Romã
Quando a mãe entrou na sala, viu a menina sentada perto da janela com a mãozinho no queixo, olhando pro pezinho de romã que a fina garoa lentamente cobria. A chuvinha ia fazendo coceguinhas nas suas tenras folhas e as deixando mais brilhantes diante dos últimos raios do dia que ia se acabando. A mãe foi entrando com cuidado, na ponta do pé, mais leve que uma pena, equilibrando a respiração com a quietude do momento. A menina nem olhou pra trás, coçou o nariz com as pontas dos dedos e continuou com o seu minucioso trabalho de observação - que bonito o meu pezinho de romã - pensou ela.

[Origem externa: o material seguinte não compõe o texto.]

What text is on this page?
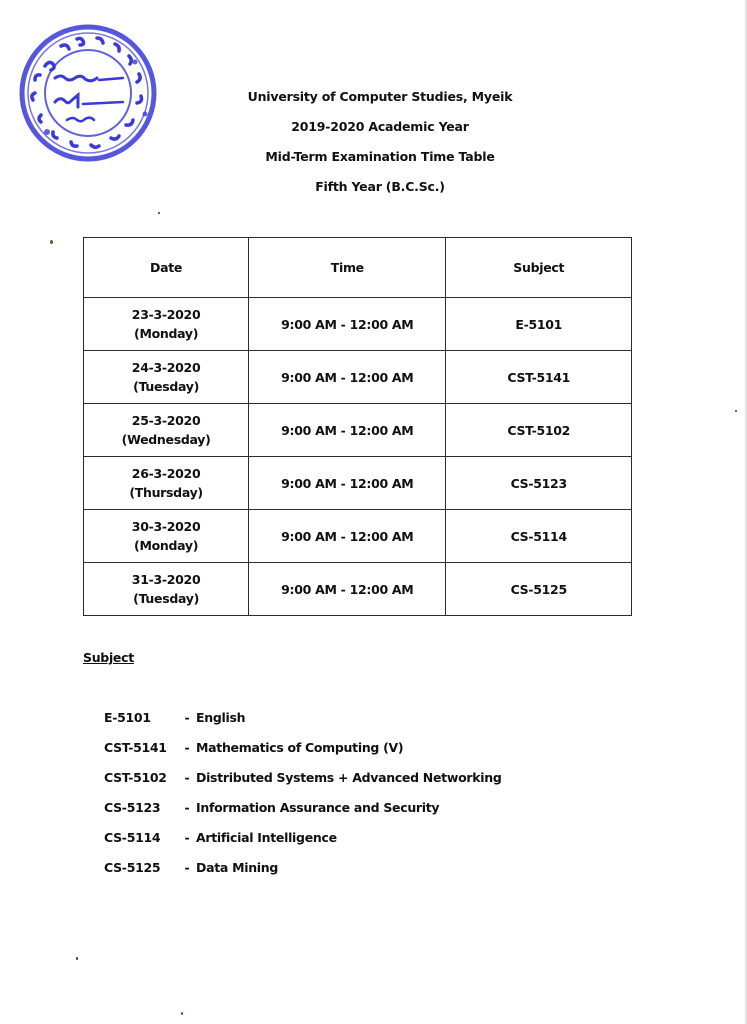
University of Computer Studies, Myeik
2019-2020 Academic Year
Mid-Term Examination Time Table
Fifth Year (B.C.Sc.)
Date	Time	Subject

23-3-2020
(Monday)	9:00 AM - 12:00 AM	E-5101

24-3-2020
(Tuesday)	9:00 AM - 12:00 AM	CST-5141

25-3-2020
(Wednesday)	9:00 AM - 12:00 AM	CST-5102

26-3-2020
(Thursday)	9:00 AM - 12:00 AM	CS-5123

30-3-2020
(Monday)	9:00 AM - 12:00 AM	CS-5114

31-3-2020
(Tuesday)	9:00 AM - 12:00 AM	CS-5125
Subject
E-5101	- English
CST-5141 - Mathematics of Computing (V)
CST-5102 - Distributed Systems + Advanced Networking
CS-5123 - Information Assurance and Security
CS-5114 - Artificial Intelligence
CS-5125 - Data Mining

E era mesmo um primor de plantinha, tão pequenininha e singela, a princesinha do quintal, mal tinha folhas e a menina já sonhava com as flores que viriam - Belíssimas certamente! - e logo depois os frutos vermelhos, suculentos, que ela colheria de vez em quando, para não deixar a plantinha chateada, porque todo mundo sabe que a planta sofre quando vê um de seus frutos partir. A mãe ficou lá por uns instantes, achando que o silêncio era naquela hora, o mais raro entre os cristais, que não deveria ser quebrado. Olhou para a filha por inteira: primeiro seu cabelinho escuro caindo pelos ombros, toda a sua pequenez de criança de quatro anos incompletos - Ah e as mãozinhas e os pezinhos, tão pequeninos, tão delicados, e a boquinha tão bem desenhada- pensou ela. E o amor pela filha lhe invadiu como uma onda, foi melhor, foi como o ar, que lhe cercava por inteira, e amou a sua menina, a sua criança, a sua filha que nascera dela mesma, daquele ventre, amou a filha como a amara quando ela abriu os olhinhos pela primeira vez, e o amor era tão grande que explodiu em forma de lágrimas silenciosas que lhe escorriam pelo rosto.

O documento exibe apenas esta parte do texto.